Longest Common Subsequence in DSA C - Time & Space Complexity

We want to understand how the time needed to find the longest common subsequence changes as the input strings get longer.

How does the work grow when the two strings become bigger?

Analyze the time complexity of the following code snippet.

int lcs(char *X, char *Y, int m, int n) {
    if (m == 0 || n == 0) {
        return 0;
    }
    if (X[m - 1] == Y[n - 1]) {
        return 1 + lcs(X, Y, m - 1, n - 1);
    } else {
        int a = lcs(X, Y, m, n - 1);
        int b = lcs(X, Y, m - 1, n);
        return (a > b) ? a : b;
    }
}
    

This code finds the length of the longest common subsequence between two strings using recursion.

Identify the loops, recursion, array traversals that repeat.

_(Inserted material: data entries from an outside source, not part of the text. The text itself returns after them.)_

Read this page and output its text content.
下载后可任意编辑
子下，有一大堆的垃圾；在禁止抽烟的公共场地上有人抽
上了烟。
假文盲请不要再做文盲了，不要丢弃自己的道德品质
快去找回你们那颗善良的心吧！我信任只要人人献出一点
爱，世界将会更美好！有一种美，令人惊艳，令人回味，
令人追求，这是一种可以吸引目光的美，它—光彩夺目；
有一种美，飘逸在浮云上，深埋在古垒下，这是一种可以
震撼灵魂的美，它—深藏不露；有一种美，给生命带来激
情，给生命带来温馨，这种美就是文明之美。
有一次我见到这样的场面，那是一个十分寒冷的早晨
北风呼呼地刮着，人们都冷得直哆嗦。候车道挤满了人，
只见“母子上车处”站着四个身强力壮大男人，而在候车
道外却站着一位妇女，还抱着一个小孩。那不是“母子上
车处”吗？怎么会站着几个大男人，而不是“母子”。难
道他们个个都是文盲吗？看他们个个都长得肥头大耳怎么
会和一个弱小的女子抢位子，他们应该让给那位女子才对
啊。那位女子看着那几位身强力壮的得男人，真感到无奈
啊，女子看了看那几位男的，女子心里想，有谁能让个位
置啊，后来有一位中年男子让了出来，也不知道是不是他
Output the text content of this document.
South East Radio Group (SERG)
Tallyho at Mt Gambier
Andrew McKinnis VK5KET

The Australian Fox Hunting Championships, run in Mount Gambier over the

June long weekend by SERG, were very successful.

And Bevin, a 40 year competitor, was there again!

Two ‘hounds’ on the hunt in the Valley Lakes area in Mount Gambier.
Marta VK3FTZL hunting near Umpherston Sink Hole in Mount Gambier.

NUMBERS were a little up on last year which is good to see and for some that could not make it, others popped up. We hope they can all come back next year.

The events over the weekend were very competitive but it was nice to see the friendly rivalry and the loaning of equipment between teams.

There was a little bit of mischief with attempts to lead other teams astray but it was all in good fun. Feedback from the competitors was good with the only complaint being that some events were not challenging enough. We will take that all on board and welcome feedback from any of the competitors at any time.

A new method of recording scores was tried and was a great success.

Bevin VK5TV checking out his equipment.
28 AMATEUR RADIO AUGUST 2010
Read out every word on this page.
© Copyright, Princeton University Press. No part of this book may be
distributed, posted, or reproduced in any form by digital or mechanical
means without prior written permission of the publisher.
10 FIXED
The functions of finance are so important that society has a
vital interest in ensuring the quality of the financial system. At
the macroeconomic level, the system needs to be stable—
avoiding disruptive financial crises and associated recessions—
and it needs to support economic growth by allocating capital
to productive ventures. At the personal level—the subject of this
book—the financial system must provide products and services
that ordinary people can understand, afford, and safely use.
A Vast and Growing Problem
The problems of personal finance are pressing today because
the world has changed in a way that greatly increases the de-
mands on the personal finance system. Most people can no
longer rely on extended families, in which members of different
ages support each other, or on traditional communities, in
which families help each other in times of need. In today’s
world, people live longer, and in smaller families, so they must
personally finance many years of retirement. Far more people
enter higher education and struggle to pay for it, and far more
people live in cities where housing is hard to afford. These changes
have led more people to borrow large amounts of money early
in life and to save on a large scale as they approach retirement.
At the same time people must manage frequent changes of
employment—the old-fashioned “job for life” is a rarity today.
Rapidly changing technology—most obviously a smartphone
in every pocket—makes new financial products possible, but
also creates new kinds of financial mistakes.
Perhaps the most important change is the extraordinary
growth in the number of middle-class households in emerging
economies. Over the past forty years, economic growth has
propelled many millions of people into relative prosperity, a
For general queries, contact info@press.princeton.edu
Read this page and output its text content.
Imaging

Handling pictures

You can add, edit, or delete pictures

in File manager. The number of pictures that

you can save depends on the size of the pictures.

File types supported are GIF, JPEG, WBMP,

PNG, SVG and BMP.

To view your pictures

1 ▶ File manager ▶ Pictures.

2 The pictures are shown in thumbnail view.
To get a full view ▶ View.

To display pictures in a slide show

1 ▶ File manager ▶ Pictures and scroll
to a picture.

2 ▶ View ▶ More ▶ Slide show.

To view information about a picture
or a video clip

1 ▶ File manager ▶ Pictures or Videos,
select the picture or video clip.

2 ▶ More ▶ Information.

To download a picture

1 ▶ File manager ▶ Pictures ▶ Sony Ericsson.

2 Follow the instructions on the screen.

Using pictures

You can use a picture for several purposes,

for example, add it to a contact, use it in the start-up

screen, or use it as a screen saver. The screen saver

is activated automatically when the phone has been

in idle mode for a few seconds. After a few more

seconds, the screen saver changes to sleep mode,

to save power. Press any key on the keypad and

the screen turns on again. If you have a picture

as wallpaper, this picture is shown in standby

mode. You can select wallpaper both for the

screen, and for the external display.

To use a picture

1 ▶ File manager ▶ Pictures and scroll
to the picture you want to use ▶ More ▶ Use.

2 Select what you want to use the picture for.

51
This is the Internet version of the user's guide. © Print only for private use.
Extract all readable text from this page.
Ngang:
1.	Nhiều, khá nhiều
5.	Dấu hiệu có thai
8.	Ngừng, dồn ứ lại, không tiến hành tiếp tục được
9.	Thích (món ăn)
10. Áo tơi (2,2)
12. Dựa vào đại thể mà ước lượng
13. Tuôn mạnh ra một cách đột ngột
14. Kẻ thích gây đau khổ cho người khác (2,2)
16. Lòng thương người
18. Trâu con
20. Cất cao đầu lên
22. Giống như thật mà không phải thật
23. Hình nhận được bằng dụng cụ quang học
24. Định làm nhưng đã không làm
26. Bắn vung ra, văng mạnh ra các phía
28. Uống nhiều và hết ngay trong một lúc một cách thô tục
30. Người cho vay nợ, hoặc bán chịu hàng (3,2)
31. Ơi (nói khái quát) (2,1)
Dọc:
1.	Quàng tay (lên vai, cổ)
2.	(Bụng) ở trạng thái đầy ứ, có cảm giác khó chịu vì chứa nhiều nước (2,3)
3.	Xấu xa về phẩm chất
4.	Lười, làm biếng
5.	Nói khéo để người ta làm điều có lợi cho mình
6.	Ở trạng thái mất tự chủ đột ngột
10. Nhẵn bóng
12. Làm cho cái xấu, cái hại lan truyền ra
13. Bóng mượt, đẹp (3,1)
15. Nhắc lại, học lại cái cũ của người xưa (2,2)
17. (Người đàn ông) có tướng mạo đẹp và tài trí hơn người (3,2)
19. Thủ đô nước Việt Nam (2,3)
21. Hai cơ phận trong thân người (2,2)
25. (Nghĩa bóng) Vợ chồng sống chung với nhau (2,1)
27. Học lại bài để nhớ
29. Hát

• Primary operation: Recursive calls that explore all combinations of substrings.
• How many times: Each call splits into two more calls unless base case is reached, leading to many repeated calls.

As the lengths of the two strings increase, the number of recursive calls grows very fast because the function tries many substring pairs.

Input Size (m, n)	Approx. Operations
10, 10	Millions of calls
20, 20	Trillions of calls
30, 30	Quintillions of calls

Pattern observation: The work roughly doubles with each increase in string length, growing exponentially.

Time Complexity: O(2^(m+n))

This means the time needed grows very fast, doubling with each added character in the strings.

[X] Wrong: "The recursive calls only happen once per substring pair, so it should be much faster."

[OK] Correct: The recursion repeats many calls for the same substring pairs multiple times, causing exponential growth.

Understanding this complexity helps you explain why naive recursion is slow and why dynamic programming is needed to solve this problem efficiently.

"What if we use a table to store results of substring pairs (memoization)? How would the time complexity change?"